I'll open an issue there.

mutricyl commented 3 months ago
  1. this isnumeric part of the issue is being solved.
  2. There is second issue afterwards as pandas.core.computation.ops.Div class will _cast_inplace input arrays to floats loosing in the process the ExtensionArray specifics. (this induce by the way an issue when performing eval on complex values). This casting is in my opinion not needed anymore (was introduced 6 years ago) and we shall ask and convince pandas teams to suppress this casting.
  3. There is a third issue then: pandas.core.computation.ops.Op.has_invalid_return_type is called from pandas.core.computation.expr.BaseExprVisitor._maybe_evaluate_binop inducing a TypeError. Bypassing this test allows to get the proper result. This is not an issue when working with pandas build in extension arrays so there might be something specific to do in pint-pandas. pandas.core.common.result_type_many is also involved in the process and be incriminated.

This is more or less a note to myself but fell free to drop a comment if any of the above rings a bell.

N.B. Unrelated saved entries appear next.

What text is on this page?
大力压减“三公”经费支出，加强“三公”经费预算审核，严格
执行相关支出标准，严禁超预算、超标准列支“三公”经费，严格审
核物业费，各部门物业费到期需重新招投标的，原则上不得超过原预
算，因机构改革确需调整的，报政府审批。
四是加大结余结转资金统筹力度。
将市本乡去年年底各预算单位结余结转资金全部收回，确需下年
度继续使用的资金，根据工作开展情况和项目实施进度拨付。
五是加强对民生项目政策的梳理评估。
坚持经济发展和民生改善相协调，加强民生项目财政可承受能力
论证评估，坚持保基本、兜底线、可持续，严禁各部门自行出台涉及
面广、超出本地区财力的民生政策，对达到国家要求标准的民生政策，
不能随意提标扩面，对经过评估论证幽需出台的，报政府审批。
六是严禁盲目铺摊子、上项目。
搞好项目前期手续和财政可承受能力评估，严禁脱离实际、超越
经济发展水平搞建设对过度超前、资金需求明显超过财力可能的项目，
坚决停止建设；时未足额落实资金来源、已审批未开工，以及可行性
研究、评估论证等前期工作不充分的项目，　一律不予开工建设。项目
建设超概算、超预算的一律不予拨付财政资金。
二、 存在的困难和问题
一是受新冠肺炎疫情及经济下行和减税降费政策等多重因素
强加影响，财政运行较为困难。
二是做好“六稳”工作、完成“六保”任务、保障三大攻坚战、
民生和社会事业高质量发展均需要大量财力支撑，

mutricyl commented 3 months ago

For the third item we can resolve the issue overloading the _get_common_dtype function of ExtensionDtype in PintType. We can find examples of such method in pandas.core.dtypes.dtypes.BaseMaskedDtype._get_common_dtype or pandas.core.dtypes.base.ExtensionDtype._get_common_dtype. The second one is pretty trivial but does not fit our needs.

I think we can go as simple as the following example:

 class PintType(ExtensionDtype):
(...)   
    def _get_common_dtype(self, dtypes):
        return self
mutricyl commented 2 months ago
  1. ~this isnumeric part of the issue is being solved.~
  2. ~There is second issue afterwards as pandas.core.computation.ops.Div class will _cast_inplace input arrays to floats loosing in the process the ExtensionArray specifics. (this induce by the way an issue when performing eval on complex values). This casting is in my opinion not needed anymore (was introduced 6 years ago) and we shall ask and convince pandas teams to suppress this casting.~
  3. There is a third issue then: pandas.core.computation.ops.Op.has_invalid_return_type is called from pandas.core.computation.expr.BaseExprVisitor._maybe_evaluate_binop inducing a TypeError. Bypassing this test allows to get the proper result. This is not an issue when working with pandas build in extension arrays so there might be something specific to do in pint-pandas. pandas.core.common.result_type_many is also involved in the process and be incriminated.

Two first point have been managed in pandas core. We can now concentrate on the third item.